I went into the hall to intercept C before he came back to class. The presenter caught up with me and said, with an air of fake sympathy and a touch on the arm, “That’s why I didn’t want you to be there. Sometimes it’s hard to hear the truth, isn’t it?” I was silent. “Sometimes kids just need to vent,” he concluded as he turned and walked away.
I was still silent then, because I could not speak. I simply could not open my mouth because I knew that only tears would come out. I went back into the classroom to grab C, who had slipped by me. As I walked up to him, two boys bounced around C’s desk. “We can’t tell you what we’ve been doing, but we were talking about you,” they taunted.
I grabbed C, deposited him with his special ed teacher, and went back into the classroom. I don’t remember why I did go back, but when I walked in, I heard C’s most loving teacher doing her best to erase both her silence and mine by turning the conversation around to what the kids liked about C.
“He’s really smart!” one girl said. “He’s always friendly,” said another.
I sat down, fighting back the tears yet again. In ten minutes, his teacher managed to undo much of the damage that had been done. That girl who spoke up 11 times? “I’m going to write C a note,” she said, “apologizing for being mean to him last week.”
I followed the kids out to recess, realizing by then we might somehow be able to make it okay. I still couldn’t say anything when C’s teacher asked me how I thought it went. It took me until the next day to process enough to ask her if she thought I was overreacting. This seems so silly to me now – as if I needed permission to be upset. But my asking opened the floodgates, and she cried with me as she told me how awful she felt about the whole experience.
I broke my silence. I wrote a letter to the presenter, knowing I could never face him without dissolving into a puddle of tears. I sat down with the principal of C’s school and the district special education director. Every teacher on staff heard about the incident (albeit not through me), and many approached me offering kind words. I heard through the grapevine that the presenter was distressed by my letter; he didn’t understand what the problem was. He never said another word to me again, and by the end of the year he was gone. I’m not sure if he quit or was forced to go, but I’ve heard rumors of both.

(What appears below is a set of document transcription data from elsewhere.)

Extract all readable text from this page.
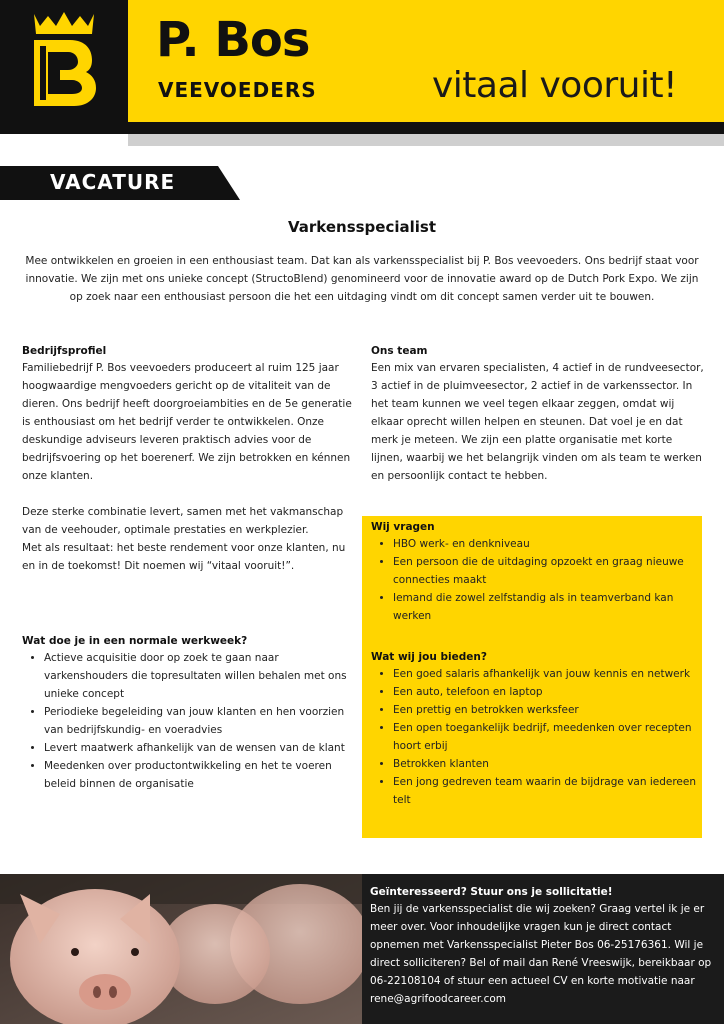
P. Bos
VEEVOEDERS	vitaal vooruit!
VACATURE
Varkensspecialist
Mee ontwikkelen en groeien in een enthousiast team. Dat kan als varkensspecialist bij P. Bos veevoeders. Ons bedrijf staat voor innovatie. We zijn met ons unieke concept (StructoBlend) genomineerd voor de innovatie award op de Dutch Pork Expo. We zijn op zoek naar een enthousiast persoon die het een uitdaging vindt om dit concept samen verder uit te bouwen.
Bedrijfsprofiel

Familiebedrijf P. Bos veevoeders produceert al ruim 125 jaar hoogwaardige mengvoeders gericht op de vitaliteit van de dieren. Ons bedrijf heeft doorgroeiambities en de 5e generatie is enthousiast om het bedrijf verder te ontwikkelen. Onze deskundige adviseurs leveren praktisch advies voor de bedrijfsvoering op het boerenerf. We zijn betrokken en kénnen onze klanten.

Deze sterke combinatie levert, samen met het vakmanschap van de veehouder, optimale prestaties en werkplezier.

Met als resultaat: het beste rendement voor onze klanten, nu en in de toekomst! Dit noemen wij “vitaal vooruit!”.

Wat doe je in een normale werkweek?
• Actieve acquisitie door op zoek te gaan naar varkenshouders die topresultaten willen behalen met ons unieke concept
• Periodieke begeleiding van jouw klanten en hen voorzien van bedrijfskundig- en voeradvies
• Levert maatwerk afhankelijk van de wensen van de klant
• Meedenken over productontwikkeling en het te voeren beleid binnen de organisatie
Ons team

Een mix van ervaren specialisten, 4 actief in de rundveesector, 3 actief in de pluimveesector, 2 actief in de varkenssector. In het team kunnen we veel tegen elkaar zeggen, omdat wij elkaar oprecht willen helpen en steunen. Dat voel je en dat merk je meteen. We zijn een platte organisatie met korte lijnen, waarbij we het belangrijk vinden om als team te werken en persoonlijk contact te hebben.

Wij vragen
• HBO werk- en denkniveau
• Een persoon die de uitdaging opzoekt en graag nieuwe connecties maakt
• Iemand die zowel zelfstandig als in teamverband kan werken
Wat wij jou bieden?
• Een goed salaris afhankelijk van jouw kennis en netwerk
• Een auto, telefoon en laptop
• Een prettig en betrokken werksfeer
• Een open toegankelijk bedrijf, meedenken over recepten hoort erbij
• Betrokken klanten
• Een jong gedreven team waarin de bijdrage van iedereen telt
Geïnteresseerd? Stuur ons je sollicitatie!

Ben jij de varkensspecialist die wij zoeken? Graag vertel ik je er meer over. Voor inhoudelijke vragen kun je direct contact opnemen met Varkensspecialist Pieter Bos 06-25176361. Wil je direct solliciteren? Bel of mail dan René Vreeswijk, bereikbaar op 06-22108104 of stuur een actueel CV en korte motivatie naar rene@agrifoodcareer.com
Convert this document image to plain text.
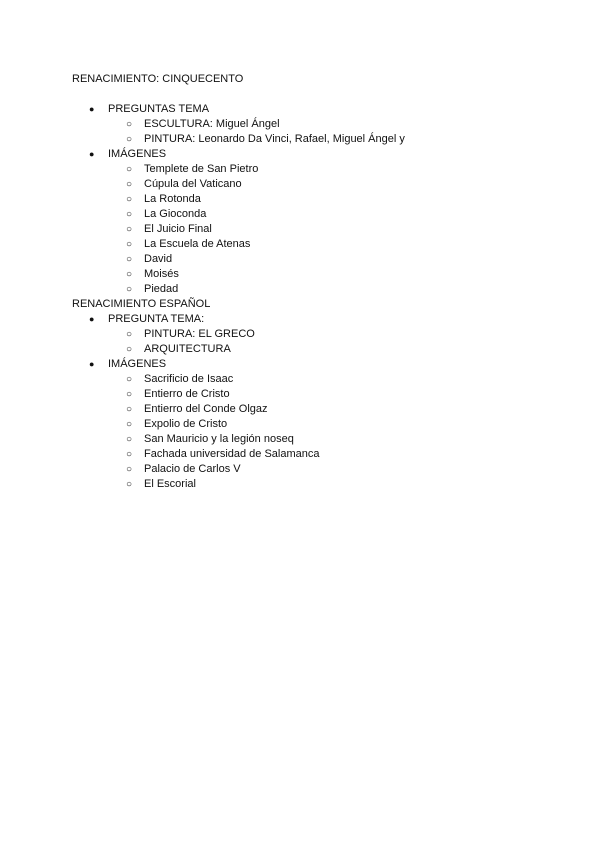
RENACIMIENTO: CINQUECENTO
● PREGUNTAS TEMA
○ ESCULTURA: Miguel Ángel
○ PINTURA: Leonardo Da Vinci, Rafael, Miguel Ángel y
● IMÁGENES
○ Templete de San Pietro
○ Cúpula del Vaticano
○ La Rotonda
○ La Gioconda
○ El Juicio Final
○ La Escuela de Atenas
○ David
○ Moisés
○ Piedad
RENACIMIENTO ESPAÑOL
● PREGUNTA TEMA:
○ PINTURA: EL GRECO
○ ARQUITECTURA
● IMÁGENES
○ Sacrificio de Isaac
○ Entierro de Cristo
○ Entierro del Conde Olgaz
○ Expolio de Cristo
○ San Mauricio y la legión noseq
○ Fachada universidad de Salamanca
○ Palacio de Carlos V
○ El Escorial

I discussed the incident with very few people. The next morning, I sobbed at my best friend’s dining room table. I cried on the phone that night to my boss. Husband, my parents, and my brother and sister-in-law all listened to me weep. A a few far flung bloggy and real-life friends received an explanatory email after a cryptic facebook and blog post of mine.
It was the single most painful experience I’ve ever had involving C. I am so thankful C wasn’t there, and I would gladly hear all of it again if it meant he never had to. It’s nearly two years later, and I know I will never forget one moment of that most disturbing day.
But never again will I be silent.
Our son is very high functioning in terms of the autism spectrum. He is able to communicate (although his comments/topics/comprehension often range from the bizarre to incredibly insightful to just “off”), and he is very, very bright. When I feel down or frustrated with our situation, along comes the guilt because I know how much worse it could be. Again, under the category of things I used to say, falls something I’ve said to myself a million times – “It could be so much worse.”
Another mom I know, whose child has asperger’s syndrome, replied to a friend who made that statement, “Yes, but it could be so much better.” And she’s right. It could be so much better. I struggle with wishing this disease away and blessing it for making my child the intriguing, wonderful little person he is.